Thursday, October 7, 2010

Adverb's Revenge

I don't know if you non-writers out there realize that adverbs = bad.

I know. Your high school English teacher never told you. You probably received high marks for beautifully decorating your verbs with all those -ly wonders.

Well, it's something you pick up on the street when you hang with the creative writing crowd. Beef up your verb choice and then who needs an adverb. Ran quickly becomes raced. Cried loudly sounds better as wailed. And glitters brightly is just plain redundant. And repetitive.

It's beautiful in its simplicity: Kill the adverb.

But wait. Don't sentence it to death row just yet. (At least not till you read this blog post.) Adverbs don't only modify verbs, people. They have other reasons for living.

In Spunk & Bite-a writer's guide to punchier, more engaging language & style, by Arthur Plotnik, he devotes an entire chapter to fresh adverbs. He talks about "adverbs of manner [that] reveal the way in which a thing or quality is distinguished." For example:
"hugely boring or minutely entertaining." (Those don't even remotely describe (most) blog posts found here at Of Writerly Things...right? Right? :/)

Adverbs can become fresh when they modify adjectives. And though they are called "fresh," they have been used in this way (as Plotnik points out) long before Nixon's "perfectly clear" speech, in fact their usage dates back to as early as 1570 with phrases found in literature like "curiously dainty."

Here's a match game taken from Spunk & Bite, pgs. 40-41. See if you can match the actual adverb-adjective pairings taken from print. The subject of the sentence is shown in parenthesis. (See answers below.)

[Note: I added the second list in green to differentiate it, so choose an adverb from the list on the left and pair it with an adjective from the green list--Blogger wouldn't let me separate the two into columns. If anyone knows how to do that, let me know.]

1. dormantly a. ordinary (plot structure)

2. gloriously b. fervent (devotion)

3. scarily c. naive (conviction)

4. militantly d. Mormon (guy from Philly)

5. incongruously e. hostile (speech)

6. juicily f. unclever (writer)

7. resolutely g. ridiculous (role as pirate)

8. wittily h. intricate (dance step)

9. inflammatorily i. prosaic (men's fashions)

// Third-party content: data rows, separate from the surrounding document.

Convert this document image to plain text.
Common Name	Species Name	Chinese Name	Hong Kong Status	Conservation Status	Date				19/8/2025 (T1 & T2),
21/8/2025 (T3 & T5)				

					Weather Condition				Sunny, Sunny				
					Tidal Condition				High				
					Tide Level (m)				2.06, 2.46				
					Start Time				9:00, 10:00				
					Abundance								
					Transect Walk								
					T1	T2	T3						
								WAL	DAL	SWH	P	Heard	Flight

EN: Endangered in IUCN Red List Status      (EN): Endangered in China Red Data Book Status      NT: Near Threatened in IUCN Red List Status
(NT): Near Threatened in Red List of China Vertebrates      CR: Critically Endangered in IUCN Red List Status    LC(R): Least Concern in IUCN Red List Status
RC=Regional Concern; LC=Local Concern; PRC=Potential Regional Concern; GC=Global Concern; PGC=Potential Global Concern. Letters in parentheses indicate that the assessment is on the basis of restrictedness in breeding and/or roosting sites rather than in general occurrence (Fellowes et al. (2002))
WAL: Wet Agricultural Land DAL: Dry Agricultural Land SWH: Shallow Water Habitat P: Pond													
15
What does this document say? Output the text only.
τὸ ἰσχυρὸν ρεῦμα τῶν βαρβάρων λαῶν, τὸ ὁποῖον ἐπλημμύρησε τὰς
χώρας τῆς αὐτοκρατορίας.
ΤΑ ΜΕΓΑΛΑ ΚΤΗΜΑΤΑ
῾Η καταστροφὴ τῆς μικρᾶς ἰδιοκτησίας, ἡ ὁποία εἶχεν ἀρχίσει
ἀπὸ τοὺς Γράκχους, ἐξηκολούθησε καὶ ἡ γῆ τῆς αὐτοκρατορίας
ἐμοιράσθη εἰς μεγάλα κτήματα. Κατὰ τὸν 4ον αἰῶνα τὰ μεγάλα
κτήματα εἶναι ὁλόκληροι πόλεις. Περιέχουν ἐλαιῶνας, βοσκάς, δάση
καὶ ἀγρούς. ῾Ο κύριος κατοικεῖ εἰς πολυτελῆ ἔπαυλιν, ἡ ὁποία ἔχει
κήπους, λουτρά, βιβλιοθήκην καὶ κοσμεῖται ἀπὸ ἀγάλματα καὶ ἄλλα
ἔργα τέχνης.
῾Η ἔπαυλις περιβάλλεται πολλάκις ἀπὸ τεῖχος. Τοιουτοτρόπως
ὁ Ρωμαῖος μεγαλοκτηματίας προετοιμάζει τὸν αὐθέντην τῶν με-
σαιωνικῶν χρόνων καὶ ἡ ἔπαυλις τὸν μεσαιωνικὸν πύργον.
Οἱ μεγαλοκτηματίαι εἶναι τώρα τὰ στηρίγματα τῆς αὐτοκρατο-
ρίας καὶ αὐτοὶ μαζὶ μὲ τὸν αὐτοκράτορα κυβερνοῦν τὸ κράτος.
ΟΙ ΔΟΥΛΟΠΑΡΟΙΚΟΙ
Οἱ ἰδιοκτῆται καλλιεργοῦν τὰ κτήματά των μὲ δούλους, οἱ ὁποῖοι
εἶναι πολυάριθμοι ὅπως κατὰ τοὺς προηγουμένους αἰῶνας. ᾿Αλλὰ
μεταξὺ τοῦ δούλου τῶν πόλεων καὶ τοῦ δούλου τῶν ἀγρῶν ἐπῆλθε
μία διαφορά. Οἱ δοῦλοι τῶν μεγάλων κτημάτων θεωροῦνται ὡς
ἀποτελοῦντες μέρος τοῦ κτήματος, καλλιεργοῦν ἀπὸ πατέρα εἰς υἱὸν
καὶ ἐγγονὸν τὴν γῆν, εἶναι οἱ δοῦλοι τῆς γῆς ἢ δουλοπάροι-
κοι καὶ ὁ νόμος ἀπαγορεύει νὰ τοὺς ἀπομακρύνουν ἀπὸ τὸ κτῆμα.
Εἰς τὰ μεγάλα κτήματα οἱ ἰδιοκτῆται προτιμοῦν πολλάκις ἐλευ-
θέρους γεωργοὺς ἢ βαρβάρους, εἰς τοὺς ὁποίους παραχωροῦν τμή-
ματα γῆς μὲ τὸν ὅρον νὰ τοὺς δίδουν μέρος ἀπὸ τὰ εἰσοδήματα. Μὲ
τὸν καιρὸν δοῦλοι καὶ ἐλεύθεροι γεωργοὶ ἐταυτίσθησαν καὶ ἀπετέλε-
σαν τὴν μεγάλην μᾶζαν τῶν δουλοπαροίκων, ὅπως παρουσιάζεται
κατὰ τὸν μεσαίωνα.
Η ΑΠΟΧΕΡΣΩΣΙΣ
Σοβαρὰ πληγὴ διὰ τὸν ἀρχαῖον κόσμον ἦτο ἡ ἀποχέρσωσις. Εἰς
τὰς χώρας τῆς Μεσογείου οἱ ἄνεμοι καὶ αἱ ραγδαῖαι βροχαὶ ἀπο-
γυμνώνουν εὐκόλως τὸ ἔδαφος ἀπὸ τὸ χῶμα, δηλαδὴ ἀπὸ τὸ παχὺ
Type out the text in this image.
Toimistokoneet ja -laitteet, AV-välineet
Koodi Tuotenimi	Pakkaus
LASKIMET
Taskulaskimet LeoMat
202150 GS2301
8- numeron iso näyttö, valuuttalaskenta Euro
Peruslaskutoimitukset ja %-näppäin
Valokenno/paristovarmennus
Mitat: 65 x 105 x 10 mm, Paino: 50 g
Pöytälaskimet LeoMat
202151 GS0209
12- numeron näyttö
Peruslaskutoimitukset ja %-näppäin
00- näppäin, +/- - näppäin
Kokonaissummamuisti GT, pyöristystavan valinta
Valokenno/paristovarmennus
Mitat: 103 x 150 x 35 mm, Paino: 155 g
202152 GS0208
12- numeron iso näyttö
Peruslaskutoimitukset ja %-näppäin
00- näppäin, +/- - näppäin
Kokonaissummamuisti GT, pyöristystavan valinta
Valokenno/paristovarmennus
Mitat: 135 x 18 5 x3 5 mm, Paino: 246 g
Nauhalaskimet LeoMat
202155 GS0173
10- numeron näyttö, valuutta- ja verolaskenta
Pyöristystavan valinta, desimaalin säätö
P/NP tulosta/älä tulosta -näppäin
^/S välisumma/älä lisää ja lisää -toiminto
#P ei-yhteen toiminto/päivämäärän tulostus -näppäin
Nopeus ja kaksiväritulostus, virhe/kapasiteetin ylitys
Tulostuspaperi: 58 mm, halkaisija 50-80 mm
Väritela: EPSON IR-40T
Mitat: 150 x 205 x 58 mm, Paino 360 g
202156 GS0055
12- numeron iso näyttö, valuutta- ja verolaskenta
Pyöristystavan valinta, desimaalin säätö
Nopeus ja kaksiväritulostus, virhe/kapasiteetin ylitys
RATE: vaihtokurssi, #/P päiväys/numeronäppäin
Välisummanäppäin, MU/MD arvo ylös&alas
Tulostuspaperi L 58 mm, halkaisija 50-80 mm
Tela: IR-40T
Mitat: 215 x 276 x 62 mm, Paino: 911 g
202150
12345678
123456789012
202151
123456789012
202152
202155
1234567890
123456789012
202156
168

10. metaphysically j. uproarious (doings)

ANSWERS:
1. d (Patricia Marx, The New Yorker)
2. j (Kirkus Reviews)
3. b (Sarah Miller, The New York Times)
4. i (Judith Thurman, The New Yorker)
5. a (Janet Maslin, The New York Times)
6. g (David Denby, The New Yorker)
7. f (Bruno Maddox, The New Yorker)
8. h (Richard Eder, The New York Times)
9. e (John Updike, The New Yorker)
10. c (Lydia Davis, Granta)


Now wasn't that fun? I loved trying out all the adverbs with Mormon, just to see the different images they conjured up. Suddenly (since 1570, anyway) adverbs are crazily fun again. And surprisingly useful. And blazingly fresh... okay, I guess I don't need to overdo it. One must still choose wisely. Not all adverb-adjective pairings will be gloriously, resolutely, or wittily fresh.

[This post is a rerun of my Tuesday post at anwafounder.blogspot.com]

6 comments:

Shannon O'Donnell said...

I LOVE this post! Love, love, love... I am an adverbaholic and have always believed they COULD be used in interesting and clever ways. You made my day with this brilliant post! :-)

Jennifer Griffith said...

Thanks for giving me permission to not chop all adverbs. It has bugged me since this trend came to my attention. I mean, what are we thinking by making outcasts of an entire classification of words? They mean something! They add clarity and richness to our language. They set English apart from the click languages (maybe?) and from cave men. We NEED adverbs. Well, I do. I like them! And I will defiantly continue to use them (but I'll at least try to use them in CONJUNCTION with pithy verbs.) Is that a good enough rant?

Kathi Oram Peterson said...

I feel liberated!!! Thanks for the good news about adjective adverbs. YES!!! =]

Misha said...

It's completely amazing that people forget about this little use for the adverb.

Good post :-)

Jolene Perry said...

cute post. I'm not much of an adverb user. I don't know if that's a strength or if I've already given up on a whole host of fun words I could be using...

N. R. Williams said...

I am currently looking for the 'ly' and 'ing' words. And I even used two in the previous sentence.

My editor said that the adverb is like a strong spice. That being said, I search, analyze the sentence and sometimes I keep it. So, I am not doing away with the adverb entirely. There I go again...entirely.